For process control information, control charts, worked examples, different chart options and so on, try the following. It's required reference for automotive industry worldwide.

"Statistical Process Control" Copyrighted by DaimlerCrysler Corporation, Ford Motor Company and General Motors Corporation.

Copies can be obtained from AIAG at 248-358-3570 (I'm almost certain that's a US phone number) or http://www.aiag.org.

It's around 200 pages and can be used as a training resource.
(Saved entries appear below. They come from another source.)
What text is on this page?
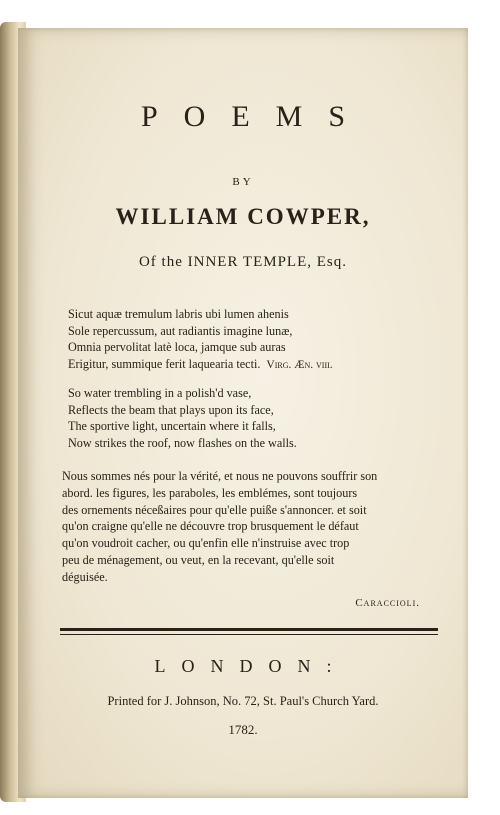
POEMS
BY
WILLIAM COWPER,
Of the INNER TEMPLE, Esq.
Sicut aquæ tremulum labris ubi lumen ahenis
Sole repercussum, aut radiantis imagine lunæ,
Omnia pervolitat latè loca, jamque sub auras
Erigitur, summique ferit laquearia tecti. Virg. Æn. viii.
So water trembling in a polish'd vase,
Reflects the beam that plays upon its face,
The sportive light, uncertain where it falls,
Now strikes the roof, now flashes on the walls.
Nous sommes nés pour la vérité, et nous ne pouvons souffrir son
abord. les figures, les paraboles, les emblémes, sont toujours
des ornements néceßaires pour qu'elle puiße s'annoncer. et soit
qu'on craigne qu'elle ne découvre trop brusquement le défaut
qu'on voudroit cacher, ou qu'enfin elle n'instruise avec trop
peu de ménagement, ou veut, en la recevant, qu'elle soit
déguisée.
Caraccioli.
LONDON:
Printed for J. Johnson, No. 72, St. Paul's Church Yard.
1782.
Has good "down to earth" definitions of the magic words used by statisticians and is focused on using the tool rather than deriving the maths.

I'll give this a look tomorrow when I have time, thanks.

I think I've a couple of copies spare Roger.

But I'm not sure its exactly what you're looking for, its primarily printed to show how to use SPC and the results of the SPC testing to predict what is happening to the process...

It doesn't, as far as I know, deal with the down to earth issues of statistical calculations.

It is about a decade since I last looked through it though, so I might be wrong.

John.

Too late to talk on it now, and may be the pink has rogered off

But my comments are (as an engineer with statistical back ground)

a) Pl check the validity of your assumption of lognormal distribution - data may look nicely normal on log but data itself could have been normal. There are graphical as well as statistical methods available for checking - eg mann whitney tests etc, easier is check on a normal curve. If you are still listening I can guide you

b) If it is lognormal - ensure it - afterwards anyway staistics do allow you to take the log and do your calculations (But X bar as told is on the data itself)

Hi, it probably is long past necessary, but maybe useful for somebody perusing google for a similar question. From what I understand, the relationship between the mean and variance (SD^2) of a lognormal distribution and it's associated normal distribution is the following:

Say that X is your lognormally distributed data and X' is your log-transformed data which is thus normally distributed (X' = log(X)). Then

Mean of X = exp[mu + (sigma^2)/2] and

Variance of X = (exp[sigma^2] - 1) * exp[2*mu + (sigma^2)]

where mu is the mean of X' (which is normally distributed), and sigma is the standard deviation of X'.

You can find this yourself easily on wikipedia actually: http://en.wikipedia.org/wiki/Log-normal_distribution

Cheers!

dan atkinson here wishing you a happy Hanukkah.